By Miguel E. Rodriguez
Director: David Cronenberg
Cast: Viggo Mortenson, Maria Bello, Ed Harris, William Hurt
My Rating: 9/10
Rotten Tomatometer: 87% Certified Fresh
PLOT: A mild-mannered husband and father (Mortenson) becomes a local hero through an act of violence, which sets off repercussions that will shake his family to its very core.
A History of Violence is an art film disguised as a Hollywood thriller. It makes some statements about the nature of violence that would be at home in an Ingmar Bergman film, but cloaks them in a conventional plot that, unbelievably, is based on a graphic novel. (I’ve read that graphic novel, which goes down some gruesome paths not explored by the movie.)

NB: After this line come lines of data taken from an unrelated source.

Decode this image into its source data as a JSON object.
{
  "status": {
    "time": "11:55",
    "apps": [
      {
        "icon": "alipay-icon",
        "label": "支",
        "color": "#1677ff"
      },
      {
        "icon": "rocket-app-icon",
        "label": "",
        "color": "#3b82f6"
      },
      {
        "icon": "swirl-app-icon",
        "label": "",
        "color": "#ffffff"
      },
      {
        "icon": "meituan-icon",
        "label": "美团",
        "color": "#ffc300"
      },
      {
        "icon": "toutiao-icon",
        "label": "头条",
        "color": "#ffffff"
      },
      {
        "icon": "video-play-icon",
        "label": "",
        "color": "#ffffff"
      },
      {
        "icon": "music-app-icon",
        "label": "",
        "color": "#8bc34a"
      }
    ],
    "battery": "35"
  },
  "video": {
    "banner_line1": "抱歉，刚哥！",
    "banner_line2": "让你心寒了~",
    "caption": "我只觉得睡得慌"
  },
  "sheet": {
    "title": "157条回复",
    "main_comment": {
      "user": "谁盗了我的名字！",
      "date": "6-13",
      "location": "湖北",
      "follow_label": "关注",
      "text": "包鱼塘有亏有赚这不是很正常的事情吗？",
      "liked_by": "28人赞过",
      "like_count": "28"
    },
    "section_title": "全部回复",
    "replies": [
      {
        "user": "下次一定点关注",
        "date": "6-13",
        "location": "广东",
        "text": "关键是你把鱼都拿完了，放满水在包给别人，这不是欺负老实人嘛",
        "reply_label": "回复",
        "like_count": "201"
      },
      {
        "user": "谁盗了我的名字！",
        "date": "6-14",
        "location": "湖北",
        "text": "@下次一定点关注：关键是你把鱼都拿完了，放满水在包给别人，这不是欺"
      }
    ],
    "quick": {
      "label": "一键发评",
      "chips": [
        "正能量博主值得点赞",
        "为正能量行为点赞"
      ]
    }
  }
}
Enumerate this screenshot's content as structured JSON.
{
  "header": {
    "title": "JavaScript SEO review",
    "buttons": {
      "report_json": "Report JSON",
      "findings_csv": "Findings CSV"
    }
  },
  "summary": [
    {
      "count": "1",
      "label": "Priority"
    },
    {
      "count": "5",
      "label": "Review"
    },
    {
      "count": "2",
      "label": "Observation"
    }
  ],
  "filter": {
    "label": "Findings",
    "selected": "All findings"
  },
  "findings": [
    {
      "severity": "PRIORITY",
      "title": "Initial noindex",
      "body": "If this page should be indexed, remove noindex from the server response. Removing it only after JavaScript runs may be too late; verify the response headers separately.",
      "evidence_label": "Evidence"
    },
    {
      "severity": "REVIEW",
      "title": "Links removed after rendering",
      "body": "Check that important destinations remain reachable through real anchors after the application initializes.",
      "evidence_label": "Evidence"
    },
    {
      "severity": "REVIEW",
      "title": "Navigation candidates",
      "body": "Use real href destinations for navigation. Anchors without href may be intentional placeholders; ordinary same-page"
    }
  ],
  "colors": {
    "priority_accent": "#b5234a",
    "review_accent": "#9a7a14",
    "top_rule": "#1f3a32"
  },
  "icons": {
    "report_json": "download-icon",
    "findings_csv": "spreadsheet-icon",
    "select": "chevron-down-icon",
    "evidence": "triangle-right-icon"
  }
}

It’s riveting. As a pure thriller, this movie is gangbusters. (I thought the ending was a tad abrupt, so I take away a point.) The central mystery, about an everyman who is mistaken for a ruthless killer, will keep you guessing. It also has some troubling things to say about violence itself. Through various events in the film, it’s almost like the moral of the story is the equivalent of Patrick Swayze’s famous line from Roadhouse: “Be nice, until it’s time to NOT be nice.” Gandhi would not have approved.
I can’t recommend this movie enough. Find it, watch it, do it.